Medical procedures performed and recorded by the health care service provider is transformed to codes by professional coders as per the international coding standards. This is done before the claims are submitted to the insurance company. BIS provides professional medical coding services that improve the overall medical billing process effectively by reducing claim process timing and denials.
The codes form the crucial part of the claim that is being submitted. Hence utmost care should be taken while coding, as errors increase denials and the turnaround time in processing the claim.
Coded documents/charts being the crux and the sole record for the claim processing by insurance companies, medical coding becomes a very critical and sensitive process. Thus, the role of medical coding companies become vital and significant in the boosting up the cash flow of the healthcare institutions.
The medical coding services at BIS is a 6-layered structured process ensuring highest levels of precision and effectiveness.
1. We access the healthcare management’s system in a secured and authorized manner to gain access to the medical records.
2. The documented medical records of the patient including the diagnosis, tests and their reports, doctors’ transcript notes, audios, etc. are carefully gone through to verify and validate the correctness of information, at the pre-coding stage. This step confirms that the entire medical records are available, and no records are missed out.
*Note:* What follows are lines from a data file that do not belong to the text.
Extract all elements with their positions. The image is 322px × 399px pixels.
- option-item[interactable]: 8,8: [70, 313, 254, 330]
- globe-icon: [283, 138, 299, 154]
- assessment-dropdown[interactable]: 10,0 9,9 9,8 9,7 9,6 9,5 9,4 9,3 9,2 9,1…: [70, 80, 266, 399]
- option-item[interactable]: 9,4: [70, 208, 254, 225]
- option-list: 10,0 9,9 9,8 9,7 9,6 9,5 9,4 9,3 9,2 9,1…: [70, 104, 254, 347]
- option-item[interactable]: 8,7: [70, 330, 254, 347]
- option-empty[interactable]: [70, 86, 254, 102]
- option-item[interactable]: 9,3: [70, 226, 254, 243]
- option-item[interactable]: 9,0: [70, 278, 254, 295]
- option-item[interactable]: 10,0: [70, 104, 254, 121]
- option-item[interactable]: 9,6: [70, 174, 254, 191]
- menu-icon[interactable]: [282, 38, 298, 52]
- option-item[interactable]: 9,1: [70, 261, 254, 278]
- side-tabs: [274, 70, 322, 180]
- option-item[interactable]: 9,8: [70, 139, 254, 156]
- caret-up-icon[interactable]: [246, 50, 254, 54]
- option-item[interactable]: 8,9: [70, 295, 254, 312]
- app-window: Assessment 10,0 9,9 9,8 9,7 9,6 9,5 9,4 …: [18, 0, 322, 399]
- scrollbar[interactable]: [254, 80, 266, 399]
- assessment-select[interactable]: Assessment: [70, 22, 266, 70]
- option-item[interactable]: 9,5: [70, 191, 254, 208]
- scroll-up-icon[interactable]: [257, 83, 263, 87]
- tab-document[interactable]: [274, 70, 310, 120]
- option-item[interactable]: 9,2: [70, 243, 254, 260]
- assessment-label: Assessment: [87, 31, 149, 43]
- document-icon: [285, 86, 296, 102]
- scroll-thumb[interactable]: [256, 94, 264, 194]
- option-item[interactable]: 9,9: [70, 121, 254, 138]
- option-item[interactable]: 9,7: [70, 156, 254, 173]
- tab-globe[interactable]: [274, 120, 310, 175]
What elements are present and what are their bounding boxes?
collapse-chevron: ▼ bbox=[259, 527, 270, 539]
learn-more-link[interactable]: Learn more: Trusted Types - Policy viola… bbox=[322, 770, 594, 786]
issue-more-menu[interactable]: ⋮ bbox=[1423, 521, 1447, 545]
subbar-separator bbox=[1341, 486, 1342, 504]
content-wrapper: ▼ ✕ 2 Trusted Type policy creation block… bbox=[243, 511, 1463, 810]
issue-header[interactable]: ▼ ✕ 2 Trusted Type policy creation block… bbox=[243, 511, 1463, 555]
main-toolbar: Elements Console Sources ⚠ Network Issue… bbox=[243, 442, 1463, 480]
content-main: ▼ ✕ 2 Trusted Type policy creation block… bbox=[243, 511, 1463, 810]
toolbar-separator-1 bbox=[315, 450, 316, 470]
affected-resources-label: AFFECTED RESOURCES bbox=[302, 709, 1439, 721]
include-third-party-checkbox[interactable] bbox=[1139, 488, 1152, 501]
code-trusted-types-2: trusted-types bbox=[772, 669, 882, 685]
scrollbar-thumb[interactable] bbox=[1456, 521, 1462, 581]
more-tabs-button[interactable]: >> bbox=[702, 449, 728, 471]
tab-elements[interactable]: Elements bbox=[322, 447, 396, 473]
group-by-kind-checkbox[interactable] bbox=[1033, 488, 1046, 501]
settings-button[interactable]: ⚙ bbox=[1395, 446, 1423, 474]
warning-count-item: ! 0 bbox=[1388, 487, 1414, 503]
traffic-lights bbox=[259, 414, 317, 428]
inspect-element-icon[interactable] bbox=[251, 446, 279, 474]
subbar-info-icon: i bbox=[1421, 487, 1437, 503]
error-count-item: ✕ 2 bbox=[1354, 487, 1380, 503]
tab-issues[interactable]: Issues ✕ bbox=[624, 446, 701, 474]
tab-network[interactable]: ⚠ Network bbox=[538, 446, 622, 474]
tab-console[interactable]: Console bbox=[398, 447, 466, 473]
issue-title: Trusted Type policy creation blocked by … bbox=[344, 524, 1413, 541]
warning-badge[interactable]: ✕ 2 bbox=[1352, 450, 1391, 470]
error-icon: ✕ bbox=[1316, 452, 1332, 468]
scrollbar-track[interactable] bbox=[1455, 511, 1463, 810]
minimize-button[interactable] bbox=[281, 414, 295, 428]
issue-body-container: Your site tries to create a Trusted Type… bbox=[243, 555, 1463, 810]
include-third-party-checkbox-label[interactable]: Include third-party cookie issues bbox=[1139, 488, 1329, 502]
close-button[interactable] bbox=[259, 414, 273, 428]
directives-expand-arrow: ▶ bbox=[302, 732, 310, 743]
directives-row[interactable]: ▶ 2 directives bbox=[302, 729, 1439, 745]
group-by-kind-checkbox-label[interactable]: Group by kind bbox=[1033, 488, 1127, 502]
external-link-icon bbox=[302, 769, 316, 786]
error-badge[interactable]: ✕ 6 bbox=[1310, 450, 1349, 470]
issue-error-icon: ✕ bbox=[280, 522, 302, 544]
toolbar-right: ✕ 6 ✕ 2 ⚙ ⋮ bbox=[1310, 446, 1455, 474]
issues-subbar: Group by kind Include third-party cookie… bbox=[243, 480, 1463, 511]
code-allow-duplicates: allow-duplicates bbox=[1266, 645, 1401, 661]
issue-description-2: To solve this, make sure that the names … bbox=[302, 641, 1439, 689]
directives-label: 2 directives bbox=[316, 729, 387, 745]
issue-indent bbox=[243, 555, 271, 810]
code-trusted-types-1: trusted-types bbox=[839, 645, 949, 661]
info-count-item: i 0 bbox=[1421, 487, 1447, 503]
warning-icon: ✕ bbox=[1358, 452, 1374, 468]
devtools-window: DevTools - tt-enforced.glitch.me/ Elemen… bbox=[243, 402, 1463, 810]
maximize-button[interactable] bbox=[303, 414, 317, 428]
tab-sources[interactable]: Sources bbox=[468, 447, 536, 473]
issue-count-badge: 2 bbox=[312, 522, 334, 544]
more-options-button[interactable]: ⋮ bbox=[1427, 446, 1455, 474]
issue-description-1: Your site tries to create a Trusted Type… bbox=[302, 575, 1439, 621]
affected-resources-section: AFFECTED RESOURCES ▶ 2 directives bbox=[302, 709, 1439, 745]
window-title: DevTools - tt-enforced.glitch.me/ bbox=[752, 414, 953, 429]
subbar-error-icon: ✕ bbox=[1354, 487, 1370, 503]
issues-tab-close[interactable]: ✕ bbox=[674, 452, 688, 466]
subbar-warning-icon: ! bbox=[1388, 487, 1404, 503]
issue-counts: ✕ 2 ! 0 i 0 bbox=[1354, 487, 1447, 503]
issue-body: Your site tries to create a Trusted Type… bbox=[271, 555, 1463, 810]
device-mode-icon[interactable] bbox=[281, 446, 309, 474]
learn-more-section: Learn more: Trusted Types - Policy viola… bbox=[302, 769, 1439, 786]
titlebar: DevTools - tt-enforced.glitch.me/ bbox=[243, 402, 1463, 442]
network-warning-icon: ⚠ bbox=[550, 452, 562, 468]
3. Our experienced medical coders holding a lot of responsibility, assign codes for the complete medical procedure starting from diagnosis to the patient discharge. Coding is done as per the defined international standards in ICD and CPT. While assigning codes, our expert coding team ensures that there is no information missed out and the medical coding is done to the highest level of specificity. Few of the common checks that our team look out are linking right codes to the CPT, up-coding, and down-coding errors, not using invalid codes deleted during the yearly updates.
4. In line with the principle of maker-checker, our QA team which comprises of senior coders conduct multiple quality checks and audit the medical coding at the previous stage. These audits serve as a baseline pointer for coding accuracy. Also, the quality team in their root-cause approach, meticulously reviews the process gaps and failure modes in each of the stages to prevent and arrest any such challenges re-occurring, thus improving the medical coding process efficiency.
5. After the quality audit stage, these coded documents/charts are shared with the client for their feedback and response.
6. Upon receiving the feedback for any nuances, necessary changes are done in the coding. Thus, a cohesion is arrived between the client and us which affirms the medical services rendered and their respective coding.
• Experienced medical coding team.
• Inhouse medical coding training team to conduct regular training and refreshers to the team to stay on top of the latest and updated developments in the coding standards.
• Efficient quality check team to consistently bridge the process gaps and build a robust coding framework to provide error-free coding.
• Higher coding accuracy levels thus reducing the denials.
• Quicker turnaround time for claim process due to minimal denials.
• Expediated claim payments improving the cash flow.